« La liberté, ce bien qui fait jouir des autres biens », écrivait Montesquieu. Et Tocqueville : « Qui cherche dans la liberté autre chose qu’elle même est fait pour servir ». Qui s’intéresse aujourd’hui à la liberté ? A celle qui ne se confond pas avec le libéralisme économique, dont on mesure combien il peut être source de prospérité mais aussi d’inégalités et de contraintes sociales ? A celle qui fonde le respect de la vie privée et la participation authentique à la vie publique ? La liberté devrait être au cœur de la démocratie et de l’Etat de droit. En même temps, elle ne peut être maintenue et garantie que par la vigilance et l’action des individus. Ils ne sauraient en être simples bénéficiaires ou rentiers, ils doivent non seulement l’exercer mais encore surveiller attentivement ses conditions d’exercice. Tâche d’autant plus nécessaire dans une période où les atteintes qui lui sont portées sont aussi insidieuses que multiples.


mercredi 30 juin 2021

Les Invités de LLC : Jean-Jacques Rousseau, Lettres écrites de la montagne

A l'occasion des vacances, Liberté Libertés Chéries invite ses lecteurs à retrouver les Pères Fondateurs des libertés publiques. Pour comprendre le droit d'aujourd'hui, pour éclairer ses principes fondamentaux et les crises qu'il traverse, il est en effet nécessaire de lire ou de relire ceux qui en ont construit le socle historique et philosophique. Les courts extraits qui seront proposés n'ont pas d'autre objet que de susciter une réflexion un peu détachée des contingences de l'actualité, et de donner envie de lire la suite. 

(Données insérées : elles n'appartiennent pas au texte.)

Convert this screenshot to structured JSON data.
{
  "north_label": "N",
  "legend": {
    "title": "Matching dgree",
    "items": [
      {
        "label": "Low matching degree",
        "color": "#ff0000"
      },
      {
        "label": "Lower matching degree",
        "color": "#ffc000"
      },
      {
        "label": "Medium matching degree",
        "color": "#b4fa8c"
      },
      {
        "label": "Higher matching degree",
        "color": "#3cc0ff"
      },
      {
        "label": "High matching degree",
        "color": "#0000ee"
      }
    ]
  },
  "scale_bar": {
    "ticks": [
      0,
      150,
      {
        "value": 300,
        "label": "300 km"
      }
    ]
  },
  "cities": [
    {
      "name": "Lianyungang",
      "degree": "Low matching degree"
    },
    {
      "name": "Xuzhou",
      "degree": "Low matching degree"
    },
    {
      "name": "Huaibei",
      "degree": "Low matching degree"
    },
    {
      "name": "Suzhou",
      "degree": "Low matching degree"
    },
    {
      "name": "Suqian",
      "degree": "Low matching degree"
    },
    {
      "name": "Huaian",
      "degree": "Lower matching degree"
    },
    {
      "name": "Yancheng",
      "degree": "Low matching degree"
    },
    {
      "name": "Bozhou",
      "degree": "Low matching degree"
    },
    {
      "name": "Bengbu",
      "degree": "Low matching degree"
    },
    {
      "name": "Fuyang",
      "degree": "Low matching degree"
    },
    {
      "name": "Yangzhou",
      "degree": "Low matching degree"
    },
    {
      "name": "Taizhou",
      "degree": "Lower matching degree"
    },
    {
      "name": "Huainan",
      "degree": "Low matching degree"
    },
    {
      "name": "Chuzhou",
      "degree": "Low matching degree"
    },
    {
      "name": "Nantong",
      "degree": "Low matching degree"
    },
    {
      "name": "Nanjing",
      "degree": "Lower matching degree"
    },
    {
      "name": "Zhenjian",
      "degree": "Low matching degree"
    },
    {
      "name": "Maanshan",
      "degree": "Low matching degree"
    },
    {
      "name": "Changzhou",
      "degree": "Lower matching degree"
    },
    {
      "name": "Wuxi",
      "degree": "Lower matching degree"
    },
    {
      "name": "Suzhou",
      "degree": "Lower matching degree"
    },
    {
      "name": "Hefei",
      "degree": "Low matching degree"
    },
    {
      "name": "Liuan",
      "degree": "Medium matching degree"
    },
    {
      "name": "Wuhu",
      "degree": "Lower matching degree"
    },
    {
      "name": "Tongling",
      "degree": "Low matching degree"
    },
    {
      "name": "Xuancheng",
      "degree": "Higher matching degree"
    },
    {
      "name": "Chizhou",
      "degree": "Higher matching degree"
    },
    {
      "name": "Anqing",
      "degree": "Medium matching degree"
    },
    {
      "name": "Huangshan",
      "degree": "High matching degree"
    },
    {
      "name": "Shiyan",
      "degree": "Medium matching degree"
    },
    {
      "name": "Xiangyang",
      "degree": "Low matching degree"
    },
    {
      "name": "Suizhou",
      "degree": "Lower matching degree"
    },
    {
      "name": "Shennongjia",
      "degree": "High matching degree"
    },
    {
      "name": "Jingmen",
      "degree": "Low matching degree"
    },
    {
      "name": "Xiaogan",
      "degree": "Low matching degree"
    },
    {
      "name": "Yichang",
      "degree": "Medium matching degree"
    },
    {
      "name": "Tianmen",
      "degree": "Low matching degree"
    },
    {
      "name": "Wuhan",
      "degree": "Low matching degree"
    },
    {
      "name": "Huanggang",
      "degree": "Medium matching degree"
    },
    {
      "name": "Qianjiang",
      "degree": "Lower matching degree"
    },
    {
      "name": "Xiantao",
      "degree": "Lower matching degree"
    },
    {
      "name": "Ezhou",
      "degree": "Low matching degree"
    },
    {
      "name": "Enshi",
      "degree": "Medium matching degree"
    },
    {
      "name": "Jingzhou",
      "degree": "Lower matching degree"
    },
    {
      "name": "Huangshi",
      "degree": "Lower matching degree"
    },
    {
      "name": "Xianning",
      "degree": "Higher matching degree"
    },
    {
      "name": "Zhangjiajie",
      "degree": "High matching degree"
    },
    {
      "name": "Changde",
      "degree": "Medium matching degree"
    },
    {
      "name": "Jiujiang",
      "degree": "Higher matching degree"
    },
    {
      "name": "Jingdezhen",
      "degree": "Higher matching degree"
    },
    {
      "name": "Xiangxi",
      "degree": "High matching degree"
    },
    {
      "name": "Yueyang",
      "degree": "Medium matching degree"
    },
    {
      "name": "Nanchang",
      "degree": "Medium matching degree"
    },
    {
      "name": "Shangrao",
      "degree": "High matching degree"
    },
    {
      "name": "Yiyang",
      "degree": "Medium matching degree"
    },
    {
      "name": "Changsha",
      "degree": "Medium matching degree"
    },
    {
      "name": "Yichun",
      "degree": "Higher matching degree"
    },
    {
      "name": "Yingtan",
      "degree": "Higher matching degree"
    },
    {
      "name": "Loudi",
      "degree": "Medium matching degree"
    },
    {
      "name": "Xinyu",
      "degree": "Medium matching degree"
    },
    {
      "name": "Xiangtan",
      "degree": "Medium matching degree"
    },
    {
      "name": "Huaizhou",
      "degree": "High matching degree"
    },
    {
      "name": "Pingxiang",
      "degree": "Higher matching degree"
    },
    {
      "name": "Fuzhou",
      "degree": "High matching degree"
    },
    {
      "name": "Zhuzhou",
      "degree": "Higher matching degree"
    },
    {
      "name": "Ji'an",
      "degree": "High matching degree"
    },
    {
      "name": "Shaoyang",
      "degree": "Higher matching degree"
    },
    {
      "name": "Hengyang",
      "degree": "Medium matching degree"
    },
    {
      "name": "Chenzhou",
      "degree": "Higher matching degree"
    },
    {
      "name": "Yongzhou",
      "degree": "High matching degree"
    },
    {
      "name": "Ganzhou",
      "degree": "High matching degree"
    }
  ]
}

Les choix des textes ou citations seront purement subjectifs, détachés de toute approche chronologique. Bien entendu, les lecteurs de Liberté Libertés Chéries sont invités à participer à cette opération de diffusion de la pensée, en faisant leurs propres suggestions de publication. Qu'ils en soient, à l'avance, remerciés.


Huitième lettre de la montagne

Jean-Jacques Rousseau. 1764



Portrait de Jean-Jacques Rousseau

Maurice Quentin de la Tour


" On a beau vouloir confondre l’indépendance et la liberté, ces deux choses sont si différentes que même elles s’excluent mutuellement. Quand chacun fait ce qu’il lui plaît, on fait souvent ce qui déplaît à d’autres, et cela ne s’appelle pas un état libre. La liberté consiste moins à faire sa volonté qu’à n’être pas soumis à celle d’autrui ; elle consiste encore à ne pas soumettre la volonté d’autrui à la nôtre. Quiconque est maître ne peut être libre, et régner, c’est obéir. Vos Magistrats savent cela mieux que personne, eux qui comme Othon n'omettent rien de servile pour commander. Je ne connois de volonté vraiment libre que celle à laquelle nul n'a le droit d'opposer de la résistance ; dans la liberté commune nul n'a droit de faire ce que la liberté d'un autre lui interdit, et la vraie liberté n'est jamais destructive d'elle-même. Ainsi la liberté sans la justice est une véritable contradiction ; car comme qu'on s'y prenne tout gêne dans l'exécution d'une volonté désordonnée.


 Il n’y a donc point de liberté sans Loix, ni où quelqu’un est au dessus des Loix : dans l’état même de nature, l’homme n’est libre qu’à la faveur de la loi naturelle qui commande à tous. Un peuple libre obéit, mais il ne sert pas ; il a des chefs et non pas des maîtres ; il obéit aux Loix, mais il n’obéit qu’aux Loix, et c’est par la force des lois qu’il n’obéit pas aux hommes. Toutes les barrières qu’on donne dans les Républiques au pouvoir des Magistrats ne sont établies que pour garantir de leurs atteintes l’enceinte sacrée des Loix : ils en sont les Ministres, non les arbitres, ils doivent les garder, non les enfreindre. Un peuple est libre, quelque forme qu’ait son Gouvernement, quand dans celui qui le gouverne il ne voit point l’homme, mais l’organe de la Loi. En un mot, la liberté suit toujours le sort des Lois, elle règne ou périt avec elles ; je ne sache rien de plus certain.» 

 

Rousseau  Lettres écrites de la montagne (1764) Huitième Lettre, in Oeuvres Complètes, t. III, Gallimard, La Pléiade, p. 841.